Reputation: 3852
I have a dataframe that looks like this:
df = pd.DataFrame(
{'tod': [[('a',10),('b',6),('h',3),('p',2)],
[('x',11),('e',2),('l',2)],
[('r',5),('l',5)],
[('n',15)]]})
tod
0 [(a, 10), (b, 6), (h, 3), (p, 2)]
1 [(x, 11), (e, 2), (l, 2)]
2 [(r, 5), (l, 5)]
3 [(n, 15)]
I want to expand list of tuples to new columns to get:
tod l1 n1 l2 n2 l3 n3 l4 n4
0 [(a, 10), (b, 6), (h, 3), (p, 2)] a 10 b 6 h 3 p 2
1 [(x, 11), (e, 2), (l, 2)] x 11 e 2 l 2 - nan
2 [(r, 5), (l, 5)] r 5 l 5 - nan - nan
3 [(n, 15)] n 15 - nan - nan - nan
I want to end up with missing values in the corresponding columns if the tuples do not exist.

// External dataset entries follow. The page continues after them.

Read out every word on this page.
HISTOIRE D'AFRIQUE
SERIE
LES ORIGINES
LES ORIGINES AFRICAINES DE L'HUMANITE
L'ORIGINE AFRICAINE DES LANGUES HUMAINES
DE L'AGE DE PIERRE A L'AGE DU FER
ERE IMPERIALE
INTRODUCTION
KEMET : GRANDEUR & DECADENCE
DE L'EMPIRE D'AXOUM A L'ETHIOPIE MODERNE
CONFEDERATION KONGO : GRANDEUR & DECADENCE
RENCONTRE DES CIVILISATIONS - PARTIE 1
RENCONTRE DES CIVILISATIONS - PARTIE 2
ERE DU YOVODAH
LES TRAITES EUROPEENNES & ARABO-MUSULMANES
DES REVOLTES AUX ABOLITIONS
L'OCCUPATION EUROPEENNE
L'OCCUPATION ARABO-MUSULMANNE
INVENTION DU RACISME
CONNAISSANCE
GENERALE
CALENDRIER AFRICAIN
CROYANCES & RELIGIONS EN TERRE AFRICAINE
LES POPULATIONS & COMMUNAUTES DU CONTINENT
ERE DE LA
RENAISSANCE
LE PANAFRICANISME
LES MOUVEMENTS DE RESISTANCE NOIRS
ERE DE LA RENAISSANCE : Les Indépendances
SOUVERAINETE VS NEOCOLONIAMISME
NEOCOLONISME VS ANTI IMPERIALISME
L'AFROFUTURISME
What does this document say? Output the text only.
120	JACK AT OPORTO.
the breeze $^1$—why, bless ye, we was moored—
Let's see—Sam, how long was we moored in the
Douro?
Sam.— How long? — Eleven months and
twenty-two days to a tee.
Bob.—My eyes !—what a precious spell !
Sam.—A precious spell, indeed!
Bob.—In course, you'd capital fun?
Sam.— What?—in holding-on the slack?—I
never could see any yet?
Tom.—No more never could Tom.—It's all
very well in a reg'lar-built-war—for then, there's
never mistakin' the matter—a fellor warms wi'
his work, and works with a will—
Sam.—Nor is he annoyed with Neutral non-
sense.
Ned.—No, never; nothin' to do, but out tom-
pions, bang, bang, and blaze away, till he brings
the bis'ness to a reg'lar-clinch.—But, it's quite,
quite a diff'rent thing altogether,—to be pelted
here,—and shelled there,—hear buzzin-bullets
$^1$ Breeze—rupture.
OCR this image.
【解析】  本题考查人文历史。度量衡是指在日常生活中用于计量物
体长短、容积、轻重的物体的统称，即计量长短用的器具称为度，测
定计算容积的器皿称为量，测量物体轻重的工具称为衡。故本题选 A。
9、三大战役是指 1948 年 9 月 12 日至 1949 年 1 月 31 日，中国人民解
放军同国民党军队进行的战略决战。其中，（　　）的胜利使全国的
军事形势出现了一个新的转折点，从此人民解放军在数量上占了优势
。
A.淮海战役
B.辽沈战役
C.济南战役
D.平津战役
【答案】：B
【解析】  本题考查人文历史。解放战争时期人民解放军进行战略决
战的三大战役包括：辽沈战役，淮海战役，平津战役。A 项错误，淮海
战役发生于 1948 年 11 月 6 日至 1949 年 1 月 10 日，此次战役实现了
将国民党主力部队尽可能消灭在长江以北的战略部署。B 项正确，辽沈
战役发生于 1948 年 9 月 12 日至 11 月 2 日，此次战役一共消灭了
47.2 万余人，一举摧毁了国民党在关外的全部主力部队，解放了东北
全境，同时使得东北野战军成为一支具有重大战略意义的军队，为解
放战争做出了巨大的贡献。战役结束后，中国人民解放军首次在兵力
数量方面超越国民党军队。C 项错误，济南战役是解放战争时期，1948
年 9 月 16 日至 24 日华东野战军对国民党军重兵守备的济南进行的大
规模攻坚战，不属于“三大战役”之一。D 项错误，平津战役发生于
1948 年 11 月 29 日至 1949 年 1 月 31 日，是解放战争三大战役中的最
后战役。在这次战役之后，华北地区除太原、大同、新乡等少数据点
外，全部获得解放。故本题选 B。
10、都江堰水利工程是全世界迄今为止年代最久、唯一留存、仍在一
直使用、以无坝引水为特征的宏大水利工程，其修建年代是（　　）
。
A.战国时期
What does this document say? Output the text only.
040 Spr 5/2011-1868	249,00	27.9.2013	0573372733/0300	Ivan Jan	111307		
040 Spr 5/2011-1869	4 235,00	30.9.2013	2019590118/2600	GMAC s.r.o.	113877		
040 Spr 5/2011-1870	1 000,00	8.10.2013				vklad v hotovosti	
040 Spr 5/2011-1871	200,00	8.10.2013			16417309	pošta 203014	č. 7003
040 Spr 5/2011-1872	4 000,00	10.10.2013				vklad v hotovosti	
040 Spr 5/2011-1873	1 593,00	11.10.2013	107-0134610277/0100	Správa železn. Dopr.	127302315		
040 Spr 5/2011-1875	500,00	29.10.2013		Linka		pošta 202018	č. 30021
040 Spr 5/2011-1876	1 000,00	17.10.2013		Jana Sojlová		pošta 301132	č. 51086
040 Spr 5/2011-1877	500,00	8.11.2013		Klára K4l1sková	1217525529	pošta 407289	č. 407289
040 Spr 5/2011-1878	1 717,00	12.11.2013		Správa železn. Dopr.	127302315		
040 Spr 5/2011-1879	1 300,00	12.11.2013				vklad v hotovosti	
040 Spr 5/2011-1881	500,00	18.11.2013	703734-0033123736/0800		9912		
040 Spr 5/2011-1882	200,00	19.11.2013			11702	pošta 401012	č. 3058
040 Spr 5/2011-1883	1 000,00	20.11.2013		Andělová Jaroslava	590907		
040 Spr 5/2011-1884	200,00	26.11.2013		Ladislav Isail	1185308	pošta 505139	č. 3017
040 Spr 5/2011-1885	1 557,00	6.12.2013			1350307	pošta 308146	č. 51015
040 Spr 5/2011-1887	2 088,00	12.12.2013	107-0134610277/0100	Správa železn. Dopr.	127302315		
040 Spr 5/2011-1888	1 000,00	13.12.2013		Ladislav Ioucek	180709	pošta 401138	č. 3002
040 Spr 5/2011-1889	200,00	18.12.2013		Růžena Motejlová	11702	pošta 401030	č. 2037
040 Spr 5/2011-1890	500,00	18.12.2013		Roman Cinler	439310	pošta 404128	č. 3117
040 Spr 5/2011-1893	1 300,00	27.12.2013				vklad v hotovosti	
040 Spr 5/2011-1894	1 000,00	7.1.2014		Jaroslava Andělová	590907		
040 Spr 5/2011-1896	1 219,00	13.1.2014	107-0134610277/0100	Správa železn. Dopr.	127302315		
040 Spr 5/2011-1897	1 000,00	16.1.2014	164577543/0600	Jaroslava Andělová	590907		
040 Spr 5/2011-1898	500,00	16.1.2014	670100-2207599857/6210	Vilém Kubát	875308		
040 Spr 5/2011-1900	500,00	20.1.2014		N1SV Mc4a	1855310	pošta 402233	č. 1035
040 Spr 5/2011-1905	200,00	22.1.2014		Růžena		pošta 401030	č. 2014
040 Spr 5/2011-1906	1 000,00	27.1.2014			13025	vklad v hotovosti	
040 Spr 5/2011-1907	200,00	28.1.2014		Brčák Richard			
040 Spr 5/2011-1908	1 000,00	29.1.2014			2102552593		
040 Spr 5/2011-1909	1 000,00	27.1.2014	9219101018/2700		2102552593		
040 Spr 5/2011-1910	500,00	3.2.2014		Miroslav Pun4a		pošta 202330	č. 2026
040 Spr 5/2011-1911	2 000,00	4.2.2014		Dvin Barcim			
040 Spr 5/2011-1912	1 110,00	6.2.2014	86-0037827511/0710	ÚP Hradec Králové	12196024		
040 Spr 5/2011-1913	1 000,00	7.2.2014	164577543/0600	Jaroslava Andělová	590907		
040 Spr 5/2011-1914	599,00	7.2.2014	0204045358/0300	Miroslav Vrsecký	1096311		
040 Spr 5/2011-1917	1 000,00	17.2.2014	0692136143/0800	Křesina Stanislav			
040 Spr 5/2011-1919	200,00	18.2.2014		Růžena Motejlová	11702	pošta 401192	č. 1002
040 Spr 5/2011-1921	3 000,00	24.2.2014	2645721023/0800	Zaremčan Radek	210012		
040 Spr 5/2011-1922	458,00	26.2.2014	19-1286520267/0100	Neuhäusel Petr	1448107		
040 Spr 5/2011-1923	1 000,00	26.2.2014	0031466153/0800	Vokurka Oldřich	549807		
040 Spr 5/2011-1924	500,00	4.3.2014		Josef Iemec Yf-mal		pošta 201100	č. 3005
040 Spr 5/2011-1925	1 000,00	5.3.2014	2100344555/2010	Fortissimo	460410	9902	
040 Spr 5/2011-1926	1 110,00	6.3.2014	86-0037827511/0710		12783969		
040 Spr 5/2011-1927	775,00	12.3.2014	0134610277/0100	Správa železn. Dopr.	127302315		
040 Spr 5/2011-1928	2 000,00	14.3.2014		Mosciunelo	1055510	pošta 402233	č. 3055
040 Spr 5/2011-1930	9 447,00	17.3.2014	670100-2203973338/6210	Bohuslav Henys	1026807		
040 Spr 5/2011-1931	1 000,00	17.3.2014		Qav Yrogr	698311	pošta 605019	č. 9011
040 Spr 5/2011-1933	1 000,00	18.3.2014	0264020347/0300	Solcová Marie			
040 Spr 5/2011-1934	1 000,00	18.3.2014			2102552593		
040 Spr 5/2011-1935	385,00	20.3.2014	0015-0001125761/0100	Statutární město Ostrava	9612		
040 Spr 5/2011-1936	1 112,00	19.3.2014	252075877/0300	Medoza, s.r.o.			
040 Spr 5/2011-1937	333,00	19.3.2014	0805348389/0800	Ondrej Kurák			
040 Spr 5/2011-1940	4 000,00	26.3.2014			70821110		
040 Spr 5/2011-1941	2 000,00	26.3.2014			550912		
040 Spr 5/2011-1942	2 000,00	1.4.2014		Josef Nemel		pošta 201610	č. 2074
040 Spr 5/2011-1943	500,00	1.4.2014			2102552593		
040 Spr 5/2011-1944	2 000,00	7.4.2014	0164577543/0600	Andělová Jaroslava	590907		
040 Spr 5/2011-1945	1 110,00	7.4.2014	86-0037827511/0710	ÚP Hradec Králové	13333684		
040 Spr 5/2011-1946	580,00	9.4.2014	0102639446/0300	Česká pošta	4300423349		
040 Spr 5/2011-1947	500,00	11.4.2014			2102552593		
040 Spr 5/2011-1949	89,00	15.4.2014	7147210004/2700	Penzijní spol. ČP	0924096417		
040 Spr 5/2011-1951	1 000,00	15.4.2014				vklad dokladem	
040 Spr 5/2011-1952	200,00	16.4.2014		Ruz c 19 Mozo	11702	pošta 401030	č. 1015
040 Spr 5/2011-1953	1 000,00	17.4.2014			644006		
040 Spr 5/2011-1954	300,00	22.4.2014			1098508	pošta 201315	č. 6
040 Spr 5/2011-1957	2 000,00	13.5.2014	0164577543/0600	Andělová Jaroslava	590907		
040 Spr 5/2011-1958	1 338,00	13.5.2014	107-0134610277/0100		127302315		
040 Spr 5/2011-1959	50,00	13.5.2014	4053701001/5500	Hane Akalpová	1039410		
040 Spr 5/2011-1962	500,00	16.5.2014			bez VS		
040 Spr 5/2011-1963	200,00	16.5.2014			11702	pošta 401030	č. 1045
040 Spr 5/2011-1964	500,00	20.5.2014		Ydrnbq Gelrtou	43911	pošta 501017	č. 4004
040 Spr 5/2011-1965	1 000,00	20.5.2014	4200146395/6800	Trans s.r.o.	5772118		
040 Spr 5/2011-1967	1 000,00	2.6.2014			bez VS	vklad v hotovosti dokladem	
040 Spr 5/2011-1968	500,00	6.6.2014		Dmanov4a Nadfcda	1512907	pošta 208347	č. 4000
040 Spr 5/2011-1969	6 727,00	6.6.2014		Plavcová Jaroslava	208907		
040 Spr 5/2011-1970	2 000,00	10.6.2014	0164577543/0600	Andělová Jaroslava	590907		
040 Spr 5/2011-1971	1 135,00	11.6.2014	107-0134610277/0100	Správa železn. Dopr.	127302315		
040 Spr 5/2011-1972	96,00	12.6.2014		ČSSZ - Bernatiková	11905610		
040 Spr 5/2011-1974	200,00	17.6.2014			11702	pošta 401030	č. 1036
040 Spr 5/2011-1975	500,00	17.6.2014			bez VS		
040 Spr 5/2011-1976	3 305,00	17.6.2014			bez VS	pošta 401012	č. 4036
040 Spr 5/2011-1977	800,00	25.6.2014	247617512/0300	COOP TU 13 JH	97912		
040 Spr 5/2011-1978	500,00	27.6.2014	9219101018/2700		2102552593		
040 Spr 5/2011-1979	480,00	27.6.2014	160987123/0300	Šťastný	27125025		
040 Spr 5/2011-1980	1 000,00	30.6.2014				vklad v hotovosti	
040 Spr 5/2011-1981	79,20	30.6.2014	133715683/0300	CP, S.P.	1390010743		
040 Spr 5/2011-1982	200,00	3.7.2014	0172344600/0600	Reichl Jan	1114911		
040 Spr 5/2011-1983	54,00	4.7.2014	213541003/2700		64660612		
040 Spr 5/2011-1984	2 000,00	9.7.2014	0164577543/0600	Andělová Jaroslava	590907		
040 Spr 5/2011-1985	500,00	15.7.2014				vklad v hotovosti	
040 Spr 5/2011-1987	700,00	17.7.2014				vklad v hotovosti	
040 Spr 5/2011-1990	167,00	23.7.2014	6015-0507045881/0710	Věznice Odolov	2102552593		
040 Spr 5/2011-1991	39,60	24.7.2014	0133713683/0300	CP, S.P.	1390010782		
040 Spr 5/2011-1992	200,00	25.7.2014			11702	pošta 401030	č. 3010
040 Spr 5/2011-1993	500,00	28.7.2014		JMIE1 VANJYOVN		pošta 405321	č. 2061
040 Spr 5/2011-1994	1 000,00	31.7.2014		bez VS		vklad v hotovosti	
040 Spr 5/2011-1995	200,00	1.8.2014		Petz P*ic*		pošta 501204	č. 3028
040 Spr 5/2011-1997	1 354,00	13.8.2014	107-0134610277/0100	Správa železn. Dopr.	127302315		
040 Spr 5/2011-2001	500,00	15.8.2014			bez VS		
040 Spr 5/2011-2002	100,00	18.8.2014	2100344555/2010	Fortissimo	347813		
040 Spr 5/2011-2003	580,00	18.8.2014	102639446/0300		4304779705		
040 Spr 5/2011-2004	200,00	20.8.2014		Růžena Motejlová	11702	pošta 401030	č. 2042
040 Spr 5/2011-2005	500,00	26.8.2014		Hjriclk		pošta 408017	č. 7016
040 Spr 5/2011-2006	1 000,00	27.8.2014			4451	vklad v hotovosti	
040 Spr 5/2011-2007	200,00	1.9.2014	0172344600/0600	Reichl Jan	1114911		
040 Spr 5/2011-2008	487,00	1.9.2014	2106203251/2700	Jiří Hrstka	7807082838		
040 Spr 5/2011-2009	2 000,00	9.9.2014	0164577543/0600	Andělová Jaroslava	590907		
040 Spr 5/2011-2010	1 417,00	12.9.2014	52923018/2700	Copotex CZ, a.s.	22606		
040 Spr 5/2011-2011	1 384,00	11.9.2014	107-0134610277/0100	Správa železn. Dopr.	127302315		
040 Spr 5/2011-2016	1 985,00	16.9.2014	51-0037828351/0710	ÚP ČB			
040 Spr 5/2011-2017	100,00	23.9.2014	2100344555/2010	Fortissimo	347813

I'm having trouble as the length of each list (number of tuples) within each cell is different for each row, so I want to dynamically assign new column values as they appear. Also each cell contains a list of tuple pairs, not a single tuple.
I tried something like in this question, but this only allowed expansion of a single tuple into multiple columns (when you know the columns before hand).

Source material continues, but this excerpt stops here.